Your test can then verify that all four products were correctly displayed on the screen and provide you with a lot more confidence that it is working as you expect it to:

[Test]
public void Products_Menu_Displays_All_Products_On_Webpage()

{
    ProductsMenuPage page = new ProductsMenuPage(Browser);
    page.Products.ShouldContain("p1");
    page.Products.ShouldContain("p2");
    page.Products.ShouldContain("p3");
    page.Products.ShouldContain("p4");
}

One thing you might notice from these tests is that you're moving away from Assert.Equal() as in previous tests.

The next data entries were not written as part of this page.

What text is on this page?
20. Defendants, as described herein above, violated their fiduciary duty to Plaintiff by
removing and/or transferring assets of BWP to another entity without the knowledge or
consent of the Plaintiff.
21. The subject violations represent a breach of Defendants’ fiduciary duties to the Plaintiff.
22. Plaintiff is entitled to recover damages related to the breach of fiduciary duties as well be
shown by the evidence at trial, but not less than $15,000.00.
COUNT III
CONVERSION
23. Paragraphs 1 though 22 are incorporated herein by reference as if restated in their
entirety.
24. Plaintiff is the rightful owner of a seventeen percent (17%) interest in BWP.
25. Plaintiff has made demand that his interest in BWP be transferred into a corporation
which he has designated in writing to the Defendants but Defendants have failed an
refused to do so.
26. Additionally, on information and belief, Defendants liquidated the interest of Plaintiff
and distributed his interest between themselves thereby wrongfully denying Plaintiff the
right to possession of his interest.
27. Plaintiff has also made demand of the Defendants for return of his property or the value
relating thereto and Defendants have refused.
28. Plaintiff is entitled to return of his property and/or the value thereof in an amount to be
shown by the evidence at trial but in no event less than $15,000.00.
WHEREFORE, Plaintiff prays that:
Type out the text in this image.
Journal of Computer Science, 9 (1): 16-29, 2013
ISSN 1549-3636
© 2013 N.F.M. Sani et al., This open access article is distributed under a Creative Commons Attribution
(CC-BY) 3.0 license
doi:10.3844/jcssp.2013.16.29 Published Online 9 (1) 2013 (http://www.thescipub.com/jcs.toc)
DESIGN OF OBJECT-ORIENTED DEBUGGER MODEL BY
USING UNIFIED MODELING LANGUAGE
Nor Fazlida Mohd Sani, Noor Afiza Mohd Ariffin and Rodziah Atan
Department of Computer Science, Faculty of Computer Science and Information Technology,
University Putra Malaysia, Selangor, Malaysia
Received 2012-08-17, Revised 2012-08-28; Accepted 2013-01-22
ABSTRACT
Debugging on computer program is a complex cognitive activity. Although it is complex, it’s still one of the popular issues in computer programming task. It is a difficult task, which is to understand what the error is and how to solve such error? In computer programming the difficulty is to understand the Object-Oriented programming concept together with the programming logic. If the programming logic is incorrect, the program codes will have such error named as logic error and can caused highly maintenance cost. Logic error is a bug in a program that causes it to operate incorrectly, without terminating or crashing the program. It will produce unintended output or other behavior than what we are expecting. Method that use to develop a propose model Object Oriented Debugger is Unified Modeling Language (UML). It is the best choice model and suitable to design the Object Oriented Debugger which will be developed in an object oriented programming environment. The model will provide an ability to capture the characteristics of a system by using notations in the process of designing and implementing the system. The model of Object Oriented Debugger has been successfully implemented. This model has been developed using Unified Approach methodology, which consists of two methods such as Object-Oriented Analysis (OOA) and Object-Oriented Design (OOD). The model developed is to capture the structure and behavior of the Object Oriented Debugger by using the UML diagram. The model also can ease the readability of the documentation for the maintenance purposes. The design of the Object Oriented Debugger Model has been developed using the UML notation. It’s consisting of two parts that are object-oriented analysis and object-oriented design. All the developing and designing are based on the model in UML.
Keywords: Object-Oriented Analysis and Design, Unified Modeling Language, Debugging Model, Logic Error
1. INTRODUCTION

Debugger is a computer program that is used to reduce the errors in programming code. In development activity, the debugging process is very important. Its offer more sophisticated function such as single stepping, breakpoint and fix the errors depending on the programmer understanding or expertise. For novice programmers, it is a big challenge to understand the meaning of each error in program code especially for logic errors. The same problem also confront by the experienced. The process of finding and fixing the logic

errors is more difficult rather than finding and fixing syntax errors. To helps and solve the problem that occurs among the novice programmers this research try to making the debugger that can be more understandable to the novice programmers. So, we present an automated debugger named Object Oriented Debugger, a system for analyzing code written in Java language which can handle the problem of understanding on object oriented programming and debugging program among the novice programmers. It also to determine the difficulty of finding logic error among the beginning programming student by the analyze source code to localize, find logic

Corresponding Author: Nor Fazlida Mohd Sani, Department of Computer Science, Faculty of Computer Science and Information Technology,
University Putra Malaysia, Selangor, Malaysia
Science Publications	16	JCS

In an attempt to improve readability, in these examples you'll take a more BDD and RSpec approach to writing your tests.

The method ShouldContain() is an extension method. Extension methods allow you to extend classes by including a namespace containing static methods, marked as extensions. It works in exactly the same way, but we find it slightly more readable in the fact that is it saying the string "Products" should contain "p1." These extension methods were created as part of the machine.specification framework, which can be found on github as part of the machine project (http://github.com/machine/machine.specifications/tree/master).

When you have your tests, the one question left to ask is when and how often they should be executed. We feel that manually initiating the running of UI tests should only happen when you are concerned that you may have broken something. Otherwise, they should be running asynchronously, after the integration build has successfully finished on your continuous integration server.